Wednesday, July 06, 2005

Wisconsin Lottery Ripping Off the Poor?

That’s the claim of the Journal-Sentinel, that asserts:
Nearly one-third of all state lottery tickets sold in southeastern Wisconsin last year were sold in poor neighborhoods, and players in these areas hoping to strike it rich have not seen as many big payoffs as the rest of the region, a Journal Sentinel analysis shows.
Sounds like another case of the poor being ripped off, right?

But as our colleague Lowell Barrington pointed out to us, the problem is the stipulation “big payoffs.”

The first hint that there is something wrong with the paper’s analysis comes in a chart that shows that “winnings to sales ratio” in various localities. Across the entire area the average payout in “winnings” is 6.4% of sales.
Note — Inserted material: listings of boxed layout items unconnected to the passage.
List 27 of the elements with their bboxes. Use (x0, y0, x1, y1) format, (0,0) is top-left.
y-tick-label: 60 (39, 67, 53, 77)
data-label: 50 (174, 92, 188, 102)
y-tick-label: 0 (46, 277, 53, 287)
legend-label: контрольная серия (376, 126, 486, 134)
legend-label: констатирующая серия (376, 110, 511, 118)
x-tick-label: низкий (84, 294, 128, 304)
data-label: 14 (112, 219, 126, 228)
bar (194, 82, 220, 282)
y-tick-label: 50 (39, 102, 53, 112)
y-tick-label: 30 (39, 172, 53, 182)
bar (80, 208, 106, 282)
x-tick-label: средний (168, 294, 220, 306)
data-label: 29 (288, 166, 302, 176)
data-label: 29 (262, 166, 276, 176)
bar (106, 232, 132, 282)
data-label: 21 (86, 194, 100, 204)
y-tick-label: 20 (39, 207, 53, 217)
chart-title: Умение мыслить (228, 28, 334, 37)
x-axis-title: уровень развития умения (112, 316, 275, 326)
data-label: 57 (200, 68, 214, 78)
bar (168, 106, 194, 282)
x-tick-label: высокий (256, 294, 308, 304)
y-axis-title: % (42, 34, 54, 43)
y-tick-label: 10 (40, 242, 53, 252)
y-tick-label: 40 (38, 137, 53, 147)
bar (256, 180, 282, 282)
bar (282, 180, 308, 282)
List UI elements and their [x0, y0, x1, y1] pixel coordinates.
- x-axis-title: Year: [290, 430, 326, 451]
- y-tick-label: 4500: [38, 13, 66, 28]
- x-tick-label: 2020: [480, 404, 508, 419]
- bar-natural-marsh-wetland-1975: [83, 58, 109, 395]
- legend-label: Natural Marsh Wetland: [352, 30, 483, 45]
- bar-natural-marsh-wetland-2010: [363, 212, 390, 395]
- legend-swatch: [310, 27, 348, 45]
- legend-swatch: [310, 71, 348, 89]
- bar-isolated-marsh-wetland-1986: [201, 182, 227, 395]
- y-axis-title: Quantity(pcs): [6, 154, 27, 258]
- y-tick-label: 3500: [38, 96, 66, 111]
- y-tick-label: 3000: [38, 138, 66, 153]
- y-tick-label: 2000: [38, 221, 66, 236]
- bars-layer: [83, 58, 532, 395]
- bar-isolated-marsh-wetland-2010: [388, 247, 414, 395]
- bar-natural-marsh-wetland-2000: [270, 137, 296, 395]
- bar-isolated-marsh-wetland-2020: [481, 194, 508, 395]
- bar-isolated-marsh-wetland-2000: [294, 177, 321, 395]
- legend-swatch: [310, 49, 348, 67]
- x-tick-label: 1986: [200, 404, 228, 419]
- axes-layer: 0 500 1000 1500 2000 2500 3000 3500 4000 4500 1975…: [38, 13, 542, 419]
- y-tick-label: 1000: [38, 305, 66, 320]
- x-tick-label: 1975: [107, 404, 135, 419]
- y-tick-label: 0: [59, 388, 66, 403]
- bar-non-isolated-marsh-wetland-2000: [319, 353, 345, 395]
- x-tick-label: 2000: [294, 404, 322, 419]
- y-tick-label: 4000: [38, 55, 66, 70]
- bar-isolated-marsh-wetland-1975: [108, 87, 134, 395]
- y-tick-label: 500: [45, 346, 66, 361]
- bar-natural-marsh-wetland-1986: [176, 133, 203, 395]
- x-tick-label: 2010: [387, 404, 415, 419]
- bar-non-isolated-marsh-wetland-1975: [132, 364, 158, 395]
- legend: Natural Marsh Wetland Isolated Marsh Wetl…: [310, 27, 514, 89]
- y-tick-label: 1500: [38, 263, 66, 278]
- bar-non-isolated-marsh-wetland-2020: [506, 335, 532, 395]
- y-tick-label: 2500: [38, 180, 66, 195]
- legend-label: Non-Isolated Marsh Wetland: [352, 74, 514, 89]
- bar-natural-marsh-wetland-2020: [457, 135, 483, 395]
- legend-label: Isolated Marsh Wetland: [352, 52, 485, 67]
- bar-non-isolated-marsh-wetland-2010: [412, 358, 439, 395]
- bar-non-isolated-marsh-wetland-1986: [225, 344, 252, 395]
But in fact, the lottery pays out, in prizes, far more than 6.4% of all it takes in. In Fiscal 2003-2004, the lottery had (state wide) 482.9 million dollars in sales, and gave out 275.2 million dollars in prizes.

It returned, in other words, 56.9 cents on each dollar spent on a lottery ticket.

Then how does one explain the discrepancy between this figure and the 6.4 cents the Journal-Sentinel reports?

Simple. The Journal-Sentinel analysis included as “winnings” only prizes of $600 or more. But these come to only a very small proportion of total lottery winnings.

The discrepancy could easily be accounted for if people in poor neighborhoods disproportionately play games that have a high probability of payout, but only a modest payout if you win. And indeed, the article provides evidence that this is the case:
[Mike Edmonds, director of the Wisconsin Lottery] also noted that one of the most popular games in Milwaukee County is the Pick 3 game, which has a top prize of $500 - prizes that are not recorded and tracked by the lottery. Of the $23 million in Pick 3 sales statewide last year, he said, half of those sales were in Milwaukee County.
In other words, lottery tickets with a low top payout (but a greater probability of winning) are apparently more popular in poor neighborhoods.

This article was a prime example of statistical incompetence, and should never have appeared in the paper.